NEW YORK, Sept. 17 (Xinhua) -- A handscroll in cursive script by Chinese calligrapher Zhu Yunming sold for 1.6 million U.S. dollars, the top selling lot of the Asian Art Week that just concluded over the weekend in Sotheby's New York.
The price of the handscroll, named "Ode to the Goddess of the Luo River," was 400,000 dollars higher than the high estimate.
Zhu was one of the most critical calligraphers from the Ming Dynasty (1368-1644) known for his uninhabited lifestyle and iconoclastic thinking.

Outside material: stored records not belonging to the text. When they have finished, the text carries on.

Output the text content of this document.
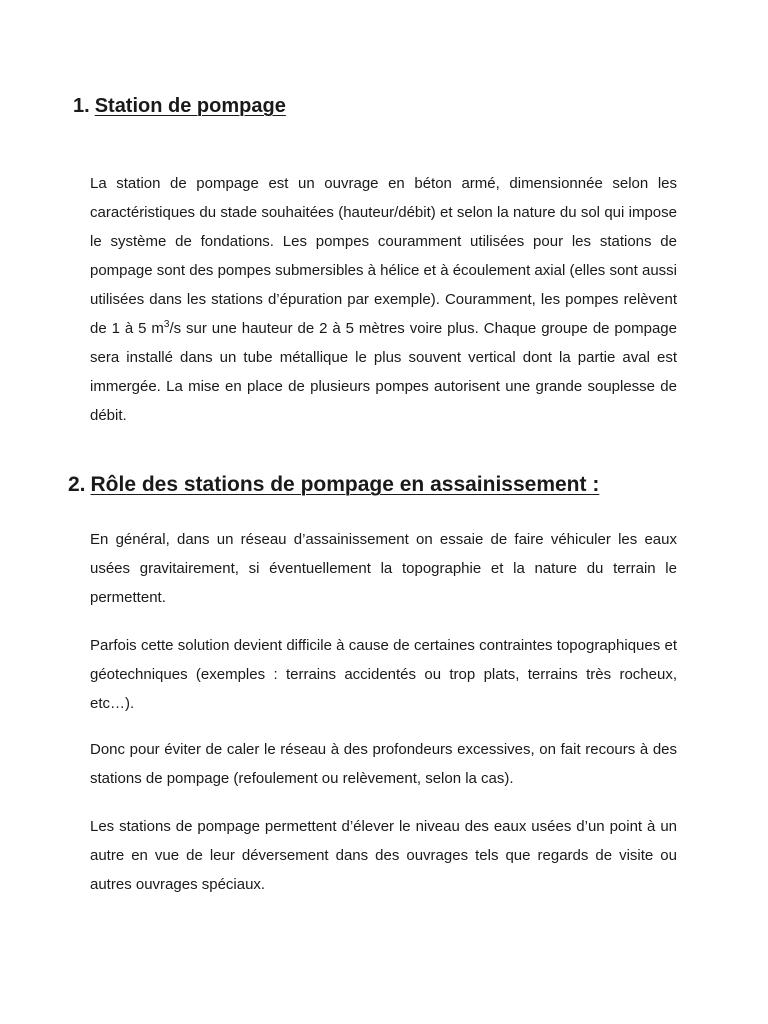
1. Station de pompage

La station de pompage est un ouvrage en béton armé, dimensionnée selon les caractéristiques du stade souhaitées (hauteur/débit) et selon la nature du sol qui impose le système de fondations. Les pompes couramment utilisées pour les stations de pompage sont des pompes submersibles à hélice et à écoulement axial (elles sont aussi utilisées dans les stations d’épuration par exemple). Couramment, les pompes relèvent de 1 à 5 $m^3/s$ sur une hauteur de 2 à 5 mètres voire plus. Chaque groupe de pompage sera installé dans un tube métallique le plus souvent vertical dont la partie aval est immergée. La mise en place de plusieurs pompes autorisent une grande souplesse de débit.

2. Rôle des stations de pompage en assainissement :

En général, dans un réseau d’assainissement on essaie de faire véhiculer les eaux usées gravitairement, si éventuellement la topographie et la nature du terrain le permettent.

Parfois cette solution devient difficile à cause de certaines contraintes topographiques et géotechniques (exemples : terrains accidentés ou trop plats, terrains très rocheux, etc…).

Donc pour éviter de caler le réseau à des profondeurs excessives, on fait recours à des stations de pompage (refoulement ou relèvement, selon la cas).

Les stations de pompage permettent d’élever le niveau des eaux usées d’un point à un autre en vue de leur déversement dans des ouvrages tels que regards de visite ou autres ouvrages spéciaux.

The piece was a gift to his close friend Xie Yong.
The handscroll exhibits the classical beauty of the calligrapher's cursive scripts, and its imposing scale is considered extremely rare for his calligraphies.
The lot was part of the auction of "fine classical Chinese paintings & calligraphy" that included works by Zhu and modern masters such as Qi Baishi, Wu Hufan, Wu Changshuo, among others.
A series of seven auctions were carried out during Sotheby's Asian Art Week. They featured more than 1,200 exceptional examples of Chinese works of art, Korean art, Buddhist art, Chinese paintings and calligraphy.
One of the auctions that was eye-catching featured a selection of over 300 Chinese works of art originally gifted by Florence and Herbert Irving to the Metropolitan Museum of Art.
The auction was led by a massive spinach-green jade "dragon" washer, which fetched 1.3 million dollars, more than eight times its high estimate of 150,000 dollars.
The washer was hewn from a massive jade boulder and carved to the exterior with powerful dragons writhing through swirling clouds and turbulent seas.
Angela McAteer, Sotheby's head of Chinese works of art department in New York, said the auction house was very pleased with the results.
"Overall, works emerging from well-known and provenanced collections captured the attention and enthusiasm of the market," McAteer said, noting that bidding on Chinese art was incredibly robust.
The auctions achieved 37.4 million dollars, up 10.3 percent compared to the same period last year.